She said: “While we don’t know the final tally of seats right now, it looks as if it is beyond any doubt that there will be a pro-independence majority in that Scottish Parliament.
"And by any normal standard of democracy that majority should have the commitments it made to the people of Scotland honoured.
“So for any Westminster politician who tries to stand in the way of that I would say two things. Firstly, you are not picking a fight with the SNP, you are picking a fight with the democratic wishes of the Scottish people and secondly you will not succeed.
“The only people who can decide the future of Scotland are the Scottish people and no Westminster politician can or should stand in the way of that.
Ms Sturgeon said the timing of an independence referendum should be for the Scottish Parliament to make.
She said: “That is not a decision for Boris Johnson or for any Westminster politician.”
UK environment secretary George Eustice had earlier said granting a second independence referendum in Scotland would be “irresponsible”.
Ms Sturgeon has vowed to plough ahead with plans for a follow-up border poll as her party’s chances of taking more than 65 seats in the Scottish Parliament remained in the balance as counting closed in on a finish on Saturday.
With the SNP leader’s strategy putting her on a collision course with the Prime Minister, who has insisted he would not support an “irresponsible” referendum, Mr Eustice said it was the wrong time to be considering another plebiscite.
“We think this is a complete distraction,” Mr Eustice told Times Radio.
“It would be irresponsible to have another divisive referendum and another bout of constitutional debate at a time when we are charting our way out of this pandemic and when we’ve got to really focus on economic recovery.
“We think it’s completely the wrong thing to be doing.
“We had a referendum just a little over five years ago and that settled the issue.”
Ms Sturgeon’s party gained three seats during the count on Friday – the only party to take a constituency from another – winning Ayr, Edinburgh Central and East Lothian.
However, uncertainty continued into Saturday, as the wins picked up by the SNP could cause the party to lose regional seats under Holyrood’s system, cancelling out gains made.
Labour deputy leader Jackie Baillie held on to her Dumbarton constituency, which had been the most marginal seat in all of Scotland and a top target for the SNP.
Ms Baillie had a majority of just 109 in the 2016 Scottish Parliament election, but increased that to 1,483.
With some constituencies still to be counted on Saturday, when the crucial regional list results will also be declared, Ms Sturgeon said victory is “not impossible”.
Mr Eustice’s comments come after Boris Johnson told the Daily Telegraph another referendum would be “irresponsible and reckless” in the “current context” as Britain emerges from the coronavirus crisis.
The environment secretary looked to shift the conversation away from there being a clash in the courts between No 10 and the SNP over the issue.

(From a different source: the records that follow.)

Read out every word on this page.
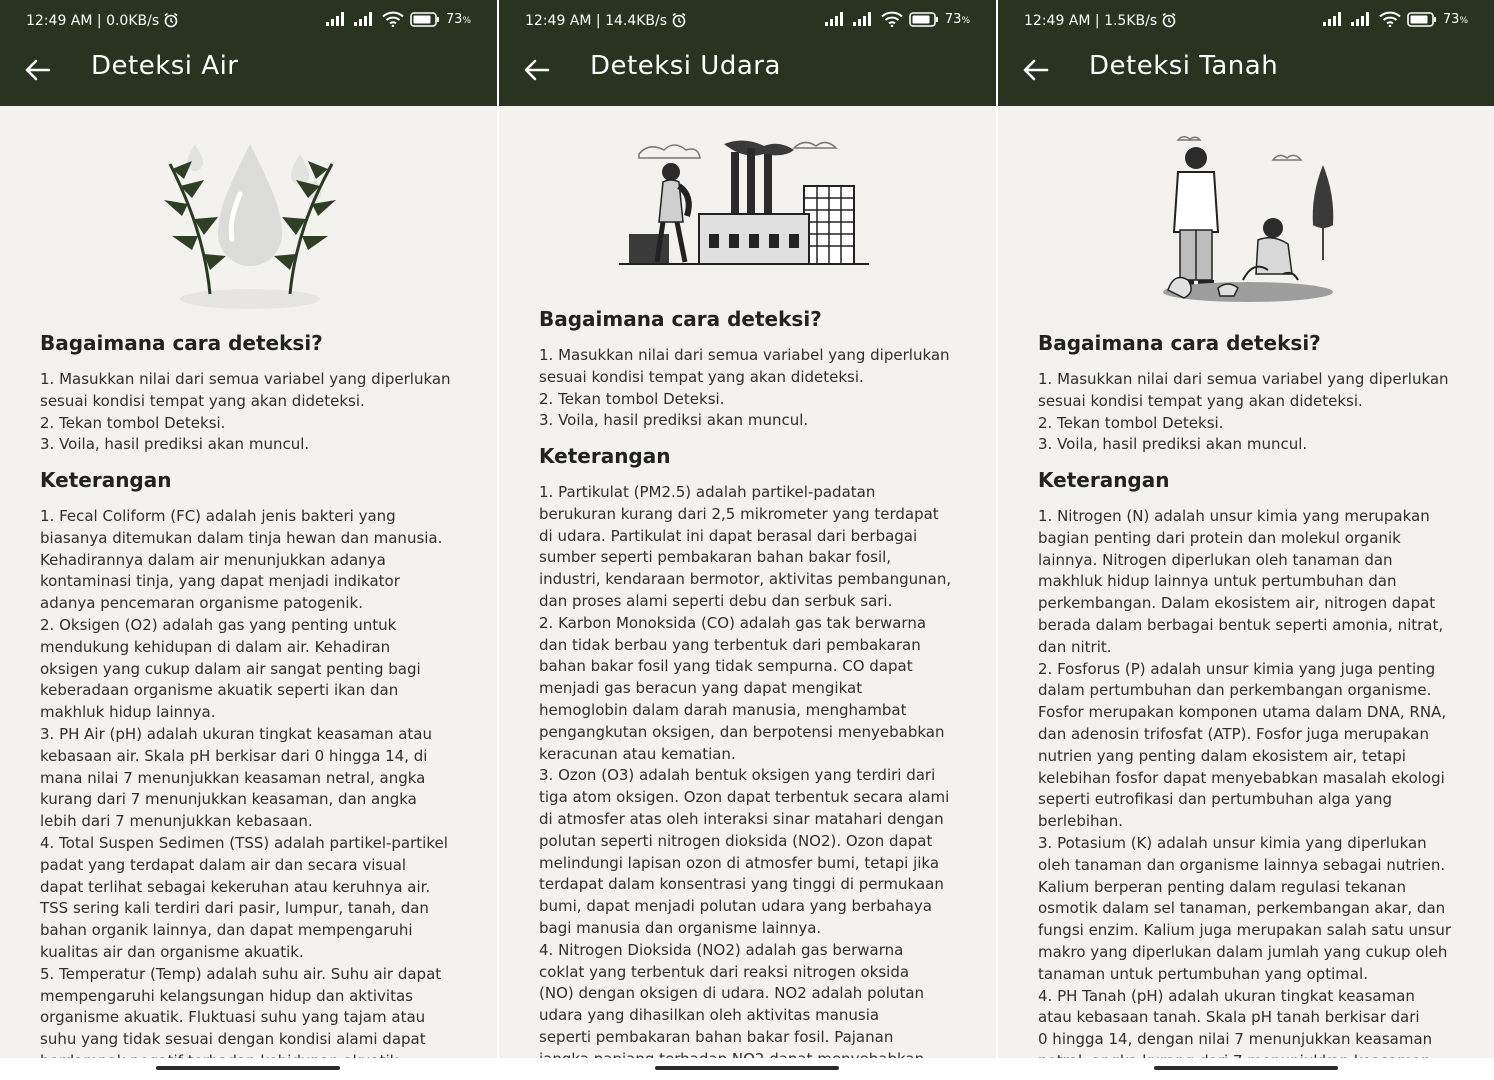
12:49 AM | 0.0KB/s	73%
Deteksi Air
Bagaimana cara deteksi?

1. Masukkan nilai dari semua variabel yang diperlukan
sesuai kondisi tempat yang akan dideteksi.
2. Tekan tombol Deteksi.
3. Voila, hasil prediksi akan muncul.

Keterangan

1. Fecal Coliform (FC) adalah jenis bakteri yang
biasanya ditemukan dalam tinja hewan dan manusia.
Kehadirannya dalam air menunjukkan adanya
kontaminasi tinja, yang dapat menjadi indikator
adanya pencemaran organisme patogenik.
2. Oksigen (O2) adalah gas yang penting untuk
mendukung kehidupan di dalam air. Kehadiran
oksigen yang cukup dalam air sangat penting bagi
keberadaan organisme akuatik seperti ikan dan
makhluk hidup lainnya.
3. PH Air (pH) adalah ukuran tingkat keasaman atau
kebasaan air. Skala pH berkisar dari 0 hingga 14, di
mana nilai 7 menunjukkan keasaman netral, angka
kurang dari 7 menunjukkan keasaman, dan angka
lebih dari 7 menunjukkan kebasaan.
4. Total Suspen Sedimen (TSS) adalah partikel-partikel
padat yang terdapat dalam air dan secara visual
dapat terlihat sebagai kekeruhan atau keruhnya air.
TSS sering kali terdiri dari pasir, lumpur, tanah, dan
bahan organik lainnya, dan dapat mempengaruhi
kualitas air dan organisme akuatik.
5. Temperatur (Temp) adalah suhu air. Suhu air dapat
mempengaruhi kelangsungan hidup dan aktivitas
organisme akuatik. Fluktuasi suhu yang tajam atau
suhu yang tidak sesuai dengan kondisi alami dapat

12:49 AM | 14.4KB/s	73%
Deteksi Udara
Bagaimana cara deteksi?

1. Masukkan nilai dari semua variabel yang diperlukan
sesuai kondisi tempat yang akan dideteksi.
2. Tekan tombol Deteksi.
3. Voila, hasil prediksi akan muncul.

Keterangan

1. Partikulat (PM2.5) adalah partikel-padatan
berukuran kurang dari 2,5 mikrometer yang terdapat
di udara. Partikulat ini dapat berasal dari berbagai
sumber seperti pembakaran bahan bakar fosil,
industri, kendaraan bermotor, aktivitas pembangunan,
dan proses alami seperti debu dan serbuk sari.
2. Karbon Monoksida (CO) adalah gas tak berwarna
dan tidak berbau yang terbentuk dari pembakaran
bahan bakar fosil yang tidak sempurna. CO dapat
menjadi gas beracun yang dapat mengikat
hemoglobin dalam darah manusia, menghambat
pengangkutan oksigen, dan berpotensi menyebabkan
keracunan atau kematian.
3. Ozon (O3) adalah bentuk oksigen yang terdiri dari
tiga atom oksigen. Ozon dapat terbentuk secara alami
di atmosfer atas oleh interaksi sinar matahari dengan
polutan seperti nitrogen dioksida (NO2). Ozon dapat
melindungi lapisan ozon di atmosfer bumi, tetapi jika
terdapat dalam konsentrasi yang tinggi di permukaan
bumi, dapat menjadi polutan udara yang berbahaya
bagi manusia dan organisme lainnya.
4. Nitrogen Dioksida (NO2) adalah gas berwarna
coklat yang terbentuk dari reaksi nitrogen oksida
(NO) dengan oksigen di udara. NO2 adalah polutan
udara yang dihasilkan oleh aktivitas manusia
seperti pembakaran bahan bakar fosil. Pajanan

12:49 AM | 1.5KB/s	73%
Deteksi Tanah
Bagaimana cara deteksi?

1. Masukkan nilai dari semua variabel yang diperlukan
sesuai kondisi tempat yang akan dideteksi.
2. Tekan tombol Deteksi.
3. Voila, hasil prediksi akan muncul.

Keterangan

1. Nitrogen (N) adalah unsur kimia yang merupakan
bagian penting dari protein dan molekul organik
lainnya. Nitrogen diperlukan oleh tanaman dan
makhluk hidup lainnya untuk pertumbuhan dan
perkembangan. Dalam ekosistem air, nitrogen dapat
berada dalam berbagai bentuk seperti amonia, nitrat,
dan nitrit.
2. Fosforus (P) adalah unsur kimia yang juga penting
dalam pertumbuhan dan perkembangan organisme.
Fosfor merupakan komponen utama dalam DNA, RNA,
dan adenosin trifosfat (ATP). Fosfor juga merupakan
nutrien yang penting dalam ekosistem air, tetapi
kelebihan fosfor dapat menyebabkan masalah ekologi
seperti eutrofikasi dan pertumbuhan alga yang
berlebihan.
3. Potasium (K) adalah unsur kimia yang diperlukan
oleh tanaman dan organisme lainnya sebagai nutrien.
Kalium berperan penting dalam regulasi tekanan
osmotik dalam sel tanaman, perkembangan akar, dan
fungsi enzim. Kalium juga merupakan salah satu unsur
makro yang diperlukan dalam jumlah yang cukup oleh
tanaman untuk pertumbuhan yang optimal.
4. PH Tanah (pH) adalah ukuran tingkat keasaman
atau kebasaan tanah. Skala pH tanah berkisar dari
0 hingga 14, dengan nilai 7 menunjukkan keasaman
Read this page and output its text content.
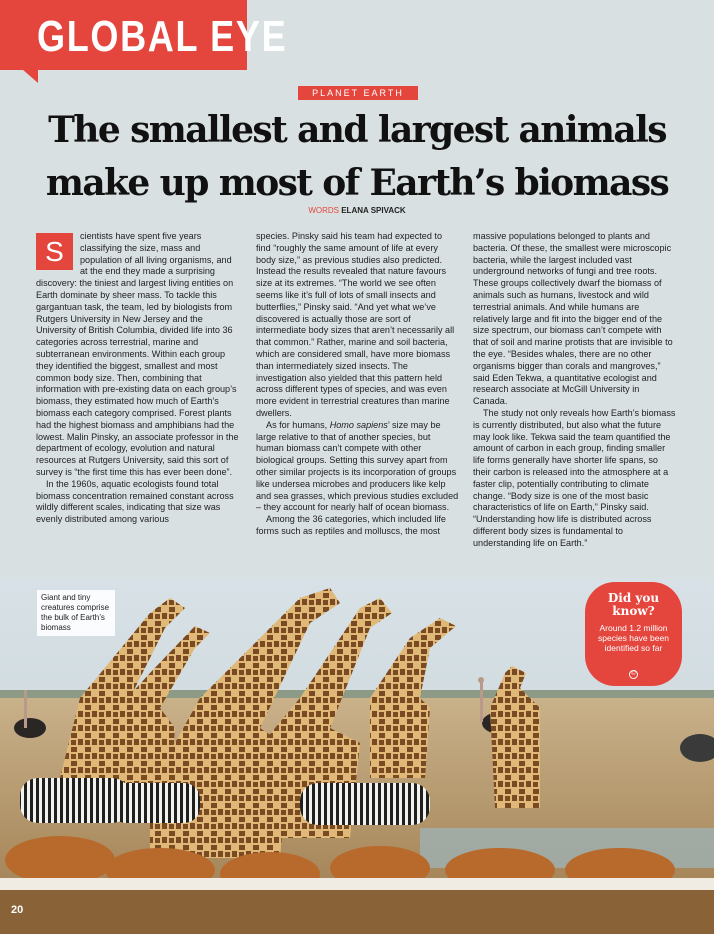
GLOBAL EYE
PLANET EARTH
The smallest and largest animals
make up most of Earth’s biomass
WORDS ELANA SPIVACK

S	cientists have spent five years classifying the size, mass and population of all living organisms, and at the end they made a surprising discovery: the tiniest and largest living entities on Earth dominate by sheer mass. To tackle this gargantuan task, the team, led by biologists from Rutgers University in New Jersey and the University of British Columbia, divided life into 36 categories across terrestrial, marine and subterranean environments. Within each group they identified the biggest, smallest and most common body size. Then, combining that information with pre-existing data on each group’s biomass, they estimated how much of Earth’s biomass each category comprised. Forest plants had the highest biomass and amphibians had the lowest. Malin Pinsky, an associate professor in the department of ecology, evolution and natural resources at Rutgers University, said this sort of survey is “the first time this has ever been done”.

In the 1960s, aquatic ecologists found total biomass concentration remained constant across wildly different scales, indicating that size was evenly distributed among various

species. Pinsky said his team had expected to find “roughly the same amount of life at every body size,” as previous studies also predicted. Instead the results revealed that nature favours size at its extremes. “The world we see often seems like it’s full of lots of small insects and butterflies,” Pinsky said. “And yet what we’ve discovered is actually those are sort of intermediate body sizes that aren’t necessarily all that common.” Rather, marine and soil bacteria, which are considered small, have more biomass than intermediately sized insects. The investigation also yielded that this pattern held across different types of species, and was even more evident in terrestrial creatures than marine dwellers.

As for humans, Homo sapiens’ size may be large relative to that of another species, but human biomass can’t compete with other biological groups. Setting this survey apart from other similar projects is its incorporation of groups like undersea microbes and producers like kelp and sea grasses, which previous studies excluded – they account for nearly half of ocean biomass.

Among the 36 categories, which included life forms such as reptiles and molluscs, the most

massive populations belonged to plants and bacteria. Of these, the smallest were microscopic bacteria, while the largest included vast underground networks of fungi and tree roots. These groups collectively dwarf the biomass of animals such as humans, livestock and wild terrestrial animals. And while humans are relatively large and fit into the bigger end of the size spectrum, our biomass can’t compete with that of soil and marine protists that are invisible to the eye. “Besides whales, there are no other organisms bigger than corals and mangroves,” said Eden Tekwa, a quantitative ecologist and research associate at McGill University in Canada.

The study not only reveals how Earth’s biomass is currently distributed, but also what the future may look like. Tekwa said the team quantified the amount of carbon in each group, finding smaller life forms generally have shorter life spans, so their carbon is released into the atmosphere at a faster clip, potentially contributing to climate change. “Body size is one of the most basic characteristics of life on Earth,” Pinsky said. “Understanding how life is distributed across different body sizes is fundamental to understanding life on Earth.”

Giant and tiny creatures comprise the bulk of Earth’s biomass
Did you know?
Around 1.2 million species have been identified so far
©
20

Asked whether the UK Government would fight any bid for a second Scottish referendum in the courts, he told BBC Breakfast: “Look, I’m not a lawyer – lawyers will look at these things and I think it is getting ahead of ourselves.
“There is a question at the moment over whether the SNP will get a majority or not – we’ll have to wait and see until the results come through.”
Scotland’s deputy first minister John Swinney said he was “very confident” Holyrood would emerge from the Super Thursday elections with a pro-independence majority, even if the SNP falls short of winning more than 65 seats.
The SNP picked up key seats in Edinburgh Central, Ayr and East Lothian on Friday, and have continued their surge on Saturday afternoon.
But under Holyrood’s proportional representation system, those successes could see it lose out on the regional list which make up the remaining 56 seats.
Mr Swinney told the BBC: “I think what matters on the question you asked me about, a mandate for a referendum is what is the position of those who are elected to the Parliament and will there be an overall majority of members elected committed to the hosting of an independence referendum, and I’m very confident that will be the case.”
Scottish Conservatives leader Douglas Ross admitted the prospect of the SNP winning an outright majority was "absolutely on a knife-edge".
"They were only two seats short going in, they have a net gain of one at the moment, so clearly it is extremely close," he told BBC Scotland.
"It will come down to the last few seats and last few votes and we have got to wait until we see the final picture."
In England, the post-mortem into Labour’s poor showing at the polls has continued as a senior party figure said it was evident after the Hartlepool by-election defeat and local election losses that voters “do not now see Labour as answering” their concerns.
Shadow home secretary Nick Thomas-Symonds said there would be a policy review to “make sure… our party is connected in communities up and down the country”.
He said it would be up to leader Sir Keir Starmer – who called the results “bitterly disappointing” – on whether to embark on a reshuffle of his top team but there was a “wider, more fundamental issue” at play for the party than personnel changes.